Eduardo fue el primero que entró, eligiendo el asiento de atrás para alejarse lo más posible del epicentro de la ira. Por una semana, más o menos, Eduardo trataría de mantenerse alejado de Esteban, hasta que se le olvidara esa noche.

Ana, que tenía un carácter que a primera vista no parecía violento, no tuvo problemas en abordar como copiloto. Estaba tan enojada como Eduardo no la había visto nunca. Aun no cerraba la puerta cuando Esteban arrancó con un rechinido de neumáticos.

—¡Estúpido, cuidado!

Ella no iba de indefensa por la vida. Y era la única que se atrevía a pelear a gritos con el policía, inmune a lo peor de Esteban gracias a su muy larga amistad.

Eduardo estaba seguro de que si algo de gasolina caía entre ellos, el auto explotaría. Podía ver desde el asiento trasero la mandíbula tensa de su pareja, tan enojado que ni siquiera podía hablar. La miró con rabia, como un perro listo para morder y despedazar lo que se le ponga enfrente. Al llegar al primer semáforo, golpeó el techo de su auto para descargar parte de la rabia que sentía.

—¿Pero qué diablos te está pasando? —preguntó Ana. Alcanzó y sostuvo la mano herida de Esteban; el golpe le había enrojecido los nudillos y uno empezó a sangrar. Le soltó la mano con desprecio, como si no mereciera de ella ni la menor atención—. ¡Eres el más idiota que conozco!

—¡Y tú, una loca cualquiera! —gruñó con voz grave.

Ana no respondió. Apretó los labios, respiró profundo y se obligó a calmarse. Sentía que su cabeza estallaría como una palomita de maíz. Empezó de nuevo, despacio, hablando con una voz bien modulada.

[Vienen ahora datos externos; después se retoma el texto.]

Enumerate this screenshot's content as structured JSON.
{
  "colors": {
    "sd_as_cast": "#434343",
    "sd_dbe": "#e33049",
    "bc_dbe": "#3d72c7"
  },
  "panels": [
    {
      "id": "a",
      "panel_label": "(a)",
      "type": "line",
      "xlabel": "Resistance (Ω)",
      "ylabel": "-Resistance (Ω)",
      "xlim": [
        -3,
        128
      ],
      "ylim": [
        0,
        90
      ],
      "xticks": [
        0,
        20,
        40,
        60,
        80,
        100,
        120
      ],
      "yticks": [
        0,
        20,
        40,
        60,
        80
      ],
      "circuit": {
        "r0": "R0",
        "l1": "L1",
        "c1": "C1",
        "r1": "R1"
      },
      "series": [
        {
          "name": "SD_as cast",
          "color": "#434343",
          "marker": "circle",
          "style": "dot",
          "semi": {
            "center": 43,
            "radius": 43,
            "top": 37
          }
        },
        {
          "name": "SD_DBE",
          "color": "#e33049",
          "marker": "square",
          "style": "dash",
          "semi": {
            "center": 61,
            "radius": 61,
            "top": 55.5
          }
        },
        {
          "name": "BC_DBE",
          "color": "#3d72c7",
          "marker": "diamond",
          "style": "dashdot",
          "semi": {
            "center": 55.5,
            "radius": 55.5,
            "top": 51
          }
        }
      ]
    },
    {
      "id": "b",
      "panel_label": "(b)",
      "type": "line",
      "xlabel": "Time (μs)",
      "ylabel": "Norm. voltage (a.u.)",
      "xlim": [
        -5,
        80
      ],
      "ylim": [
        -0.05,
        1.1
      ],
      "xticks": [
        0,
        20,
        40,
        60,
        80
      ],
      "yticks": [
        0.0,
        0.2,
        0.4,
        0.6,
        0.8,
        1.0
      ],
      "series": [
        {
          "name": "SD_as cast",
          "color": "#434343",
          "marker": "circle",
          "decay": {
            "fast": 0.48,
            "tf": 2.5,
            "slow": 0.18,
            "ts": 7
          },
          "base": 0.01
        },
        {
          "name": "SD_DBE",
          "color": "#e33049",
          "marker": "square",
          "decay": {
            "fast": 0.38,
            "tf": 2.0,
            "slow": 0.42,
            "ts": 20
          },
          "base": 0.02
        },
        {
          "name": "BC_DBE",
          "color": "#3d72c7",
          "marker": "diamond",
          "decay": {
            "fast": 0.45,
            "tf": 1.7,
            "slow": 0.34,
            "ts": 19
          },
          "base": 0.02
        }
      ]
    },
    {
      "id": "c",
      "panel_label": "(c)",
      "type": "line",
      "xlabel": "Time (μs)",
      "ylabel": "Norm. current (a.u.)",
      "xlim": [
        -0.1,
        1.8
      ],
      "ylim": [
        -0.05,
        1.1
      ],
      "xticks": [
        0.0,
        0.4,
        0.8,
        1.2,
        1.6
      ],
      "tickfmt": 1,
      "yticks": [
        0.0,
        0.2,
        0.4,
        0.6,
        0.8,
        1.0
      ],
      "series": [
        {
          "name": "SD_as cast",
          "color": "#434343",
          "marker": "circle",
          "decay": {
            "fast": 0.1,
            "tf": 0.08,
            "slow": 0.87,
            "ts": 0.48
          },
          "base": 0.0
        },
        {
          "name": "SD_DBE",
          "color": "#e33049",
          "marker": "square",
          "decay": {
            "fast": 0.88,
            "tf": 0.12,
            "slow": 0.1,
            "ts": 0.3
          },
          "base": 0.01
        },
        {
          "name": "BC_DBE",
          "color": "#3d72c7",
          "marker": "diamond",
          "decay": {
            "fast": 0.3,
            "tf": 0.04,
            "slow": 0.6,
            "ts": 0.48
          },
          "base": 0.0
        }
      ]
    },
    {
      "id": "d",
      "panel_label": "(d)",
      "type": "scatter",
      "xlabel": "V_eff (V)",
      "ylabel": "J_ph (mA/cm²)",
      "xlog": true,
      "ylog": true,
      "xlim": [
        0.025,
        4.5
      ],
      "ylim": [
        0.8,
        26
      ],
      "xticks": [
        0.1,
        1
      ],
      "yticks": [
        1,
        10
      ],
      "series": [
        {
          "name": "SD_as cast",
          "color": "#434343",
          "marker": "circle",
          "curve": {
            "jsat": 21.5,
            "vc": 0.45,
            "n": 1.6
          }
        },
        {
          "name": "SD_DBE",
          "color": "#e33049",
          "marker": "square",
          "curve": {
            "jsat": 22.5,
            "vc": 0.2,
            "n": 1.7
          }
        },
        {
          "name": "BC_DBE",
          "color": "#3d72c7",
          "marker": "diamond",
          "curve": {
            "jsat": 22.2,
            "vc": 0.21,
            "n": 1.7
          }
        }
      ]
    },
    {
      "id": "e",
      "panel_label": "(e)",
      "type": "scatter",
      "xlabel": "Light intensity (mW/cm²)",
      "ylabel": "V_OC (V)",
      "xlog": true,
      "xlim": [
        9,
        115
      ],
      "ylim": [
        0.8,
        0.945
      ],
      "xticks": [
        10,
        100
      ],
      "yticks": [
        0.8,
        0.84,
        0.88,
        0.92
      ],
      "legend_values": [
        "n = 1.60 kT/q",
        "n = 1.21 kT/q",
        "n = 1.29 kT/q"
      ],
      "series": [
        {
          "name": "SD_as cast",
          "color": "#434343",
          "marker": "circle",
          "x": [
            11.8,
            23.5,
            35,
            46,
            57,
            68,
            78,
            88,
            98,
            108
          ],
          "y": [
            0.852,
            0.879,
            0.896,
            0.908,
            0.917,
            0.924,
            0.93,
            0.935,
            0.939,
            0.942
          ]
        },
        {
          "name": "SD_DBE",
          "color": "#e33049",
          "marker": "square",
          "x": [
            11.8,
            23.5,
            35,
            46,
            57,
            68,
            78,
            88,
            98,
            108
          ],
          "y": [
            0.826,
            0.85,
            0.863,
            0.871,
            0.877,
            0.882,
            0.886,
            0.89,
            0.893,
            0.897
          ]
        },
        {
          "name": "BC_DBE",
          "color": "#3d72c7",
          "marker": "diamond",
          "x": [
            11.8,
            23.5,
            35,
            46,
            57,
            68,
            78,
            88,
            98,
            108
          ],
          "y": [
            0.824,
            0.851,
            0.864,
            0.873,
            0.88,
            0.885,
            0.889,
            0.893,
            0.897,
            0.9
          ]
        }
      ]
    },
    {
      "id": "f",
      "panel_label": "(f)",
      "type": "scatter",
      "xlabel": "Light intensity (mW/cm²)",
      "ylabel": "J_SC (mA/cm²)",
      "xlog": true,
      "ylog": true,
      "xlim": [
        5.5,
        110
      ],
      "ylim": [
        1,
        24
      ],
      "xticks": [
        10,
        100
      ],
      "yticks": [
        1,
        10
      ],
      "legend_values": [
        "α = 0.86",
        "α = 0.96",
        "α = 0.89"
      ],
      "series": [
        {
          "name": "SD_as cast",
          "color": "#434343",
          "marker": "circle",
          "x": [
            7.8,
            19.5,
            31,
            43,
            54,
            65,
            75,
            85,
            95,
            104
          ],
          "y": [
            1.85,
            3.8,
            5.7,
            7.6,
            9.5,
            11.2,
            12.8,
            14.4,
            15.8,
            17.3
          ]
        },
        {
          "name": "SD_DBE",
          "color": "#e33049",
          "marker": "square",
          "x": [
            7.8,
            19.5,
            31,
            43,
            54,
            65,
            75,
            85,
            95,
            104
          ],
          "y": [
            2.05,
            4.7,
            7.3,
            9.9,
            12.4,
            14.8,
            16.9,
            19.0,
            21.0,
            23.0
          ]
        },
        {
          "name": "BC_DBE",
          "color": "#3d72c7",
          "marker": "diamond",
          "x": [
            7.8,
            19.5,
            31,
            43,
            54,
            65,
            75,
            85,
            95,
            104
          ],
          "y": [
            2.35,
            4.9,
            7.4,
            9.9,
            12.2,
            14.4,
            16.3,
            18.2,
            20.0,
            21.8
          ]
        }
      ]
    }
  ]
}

—Te estás comportando muy fuera de lugar, ¡me tratas como si fuera tu hija y menor de edad! ¡Pero no lo soy!

—Si no quieres que te trate así, no te comportes de esa manera. ¿Tienes idea de lo que esos tipos que no conoces, te pueden hacer? ¿No te diste cuenta de la clase de gente que es? ¡Pervertidos!

—¡Sí, lo sé, estoy consciente de los riesgos, pero...!

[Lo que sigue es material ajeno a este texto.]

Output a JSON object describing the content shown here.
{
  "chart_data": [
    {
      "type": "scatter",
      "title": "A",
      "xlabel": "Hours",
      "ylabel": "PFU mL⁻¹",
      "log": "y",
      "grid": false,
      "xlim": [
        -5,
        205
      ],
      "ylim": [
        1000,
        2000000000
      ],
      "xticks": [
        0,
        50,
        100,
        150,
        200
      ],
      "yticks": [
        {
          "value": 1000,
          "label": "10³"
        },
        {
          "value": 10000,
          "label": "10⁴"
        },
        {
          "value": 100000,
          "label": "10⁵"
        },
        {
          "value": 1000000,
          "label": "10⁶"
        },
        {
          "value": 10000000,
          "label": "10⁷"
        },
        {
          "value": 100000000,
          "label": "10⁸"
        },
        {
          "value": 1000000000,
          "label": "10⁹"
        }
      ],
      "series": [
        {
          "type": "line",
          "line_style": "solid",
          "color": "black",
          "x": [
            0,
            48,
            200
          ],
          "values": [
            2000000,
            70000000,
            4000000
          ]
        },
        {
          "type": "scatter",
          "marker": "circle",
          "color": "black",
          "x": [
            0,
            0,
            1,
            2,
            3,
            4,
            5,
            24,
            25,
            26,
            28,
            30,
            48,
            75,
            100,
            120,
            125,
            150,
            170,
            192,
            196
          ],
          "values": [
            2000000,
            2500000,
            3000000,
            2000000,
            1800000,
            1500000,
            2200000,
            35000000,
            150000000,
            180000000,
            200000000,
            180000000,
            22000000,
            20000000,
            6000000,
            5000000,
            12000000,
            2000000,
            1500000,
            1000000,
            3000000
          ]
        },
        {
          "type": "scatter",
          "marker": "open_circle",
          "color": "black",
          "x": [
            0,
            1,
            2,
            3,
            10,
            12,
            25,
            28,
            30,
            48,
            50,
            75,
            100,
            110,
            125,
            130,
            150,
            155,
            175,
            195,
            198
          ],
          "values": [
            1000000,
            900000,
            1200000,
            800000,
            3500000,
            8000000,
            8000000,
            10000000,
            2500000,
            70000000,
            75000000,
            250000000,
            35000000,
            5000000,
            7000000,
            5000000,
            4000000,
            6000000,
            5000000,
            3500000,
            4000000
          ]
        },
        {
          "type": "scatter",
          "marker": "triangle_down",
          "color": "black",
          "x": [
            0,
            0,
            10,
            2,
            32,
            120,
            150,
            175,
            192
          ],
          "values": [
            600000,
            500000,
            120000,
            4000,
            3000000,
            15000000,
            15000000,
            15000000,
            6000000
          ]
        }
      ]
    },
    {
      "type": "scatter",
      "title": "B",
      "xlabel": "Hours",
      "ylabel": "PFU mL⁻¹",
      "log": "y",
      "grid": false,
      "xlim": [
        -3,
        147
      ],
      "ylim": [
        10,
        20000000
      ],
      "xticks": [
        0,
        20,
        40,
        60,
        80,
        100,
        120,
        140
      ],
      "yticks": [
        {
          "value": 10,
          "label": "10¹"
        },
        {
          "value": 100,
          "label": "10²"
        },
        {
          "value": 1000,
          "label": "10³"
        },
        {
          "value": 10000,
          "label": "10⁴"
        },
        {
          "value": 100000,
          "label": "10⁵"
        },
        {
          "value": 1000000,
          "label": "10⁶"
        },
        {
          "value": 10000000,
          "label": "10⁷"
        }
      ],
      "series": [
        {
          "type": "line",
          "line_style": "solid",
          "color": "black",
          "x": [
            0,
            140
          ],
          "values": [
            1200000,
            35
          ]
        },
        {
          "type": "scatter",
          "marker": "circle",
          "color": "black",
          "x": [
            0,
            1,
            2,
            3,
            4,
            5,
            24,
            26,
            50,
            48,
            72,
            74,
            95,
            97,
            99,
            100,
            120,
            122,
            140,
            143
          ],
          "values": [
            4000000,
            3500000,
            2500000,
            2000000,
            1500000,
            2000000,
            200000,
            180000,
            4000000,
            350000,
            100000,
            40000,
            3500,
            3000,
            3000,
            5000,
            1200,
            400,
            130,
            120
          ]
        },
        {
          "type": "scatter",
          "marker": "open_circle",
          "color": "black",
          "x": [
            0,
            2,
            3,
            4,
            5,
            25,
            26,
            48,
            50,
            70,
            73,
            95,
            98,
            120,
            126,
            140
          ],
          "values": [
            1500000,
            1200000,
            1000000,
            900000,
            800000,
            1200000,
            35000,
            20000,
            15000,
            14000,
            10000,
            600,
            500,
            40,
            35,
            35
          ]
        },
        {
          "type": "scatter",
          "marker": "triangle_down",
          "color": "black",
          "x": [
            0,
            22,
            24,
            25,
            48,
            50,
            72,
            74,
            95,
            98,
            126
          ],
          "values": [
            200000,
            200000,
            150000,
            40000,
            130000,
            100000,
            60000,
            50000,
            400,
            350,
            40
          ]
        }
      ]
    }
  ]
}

—¡Pero nada! ¿Por qué lo hiciste?

Ana giró el rostro a la ventanilla. No tenía por qué dar explicaciones, ya que su punto seguía siendo el mismo; era su vida, como mujer adulta podía hacer lo que le diera en gana y su estúpido amigote sobreprotector tenía dos trabajos; enojarse y desenojarse.

—¡Y le diste tus datos personales! ¿Cómo puedes ser tan...?

Ella hubiera estado de acuerdo en todo, si no fuera su caso. Pero ellos eran buenos chicos. Pudo sentirlo. No eran asesinos ni violadores, solo, pues, eran libres y juguetones.

Esa fue la impresión que tuvo la mayor parte del tiempo. Si Esteban se hubiera tranquilizado e intentado ser menos animal, ella le hubiera explicado; solo quería dejar claro quién mandaba en su vida. No tenía intenciones de hacerlo en verdad. ¡Vamos! Esteban la conocía de toda la vida.
¿Cómo pudo creer que ella se iría así, con dos completos desconocidos y enfrente de sus amigos? Estaba chiflado.

—¿Qué piensas hacer ahora?

Pero ella no pensaba responder. Lo miraba desde la cima del enorme desprecio que sentía por su actitud machista y sobreprotectora. Mientras se comportara así, no merecía sus explicaciones. Ana, decidida, cruzó los brazos, levantó el mentón y miró por la ventana.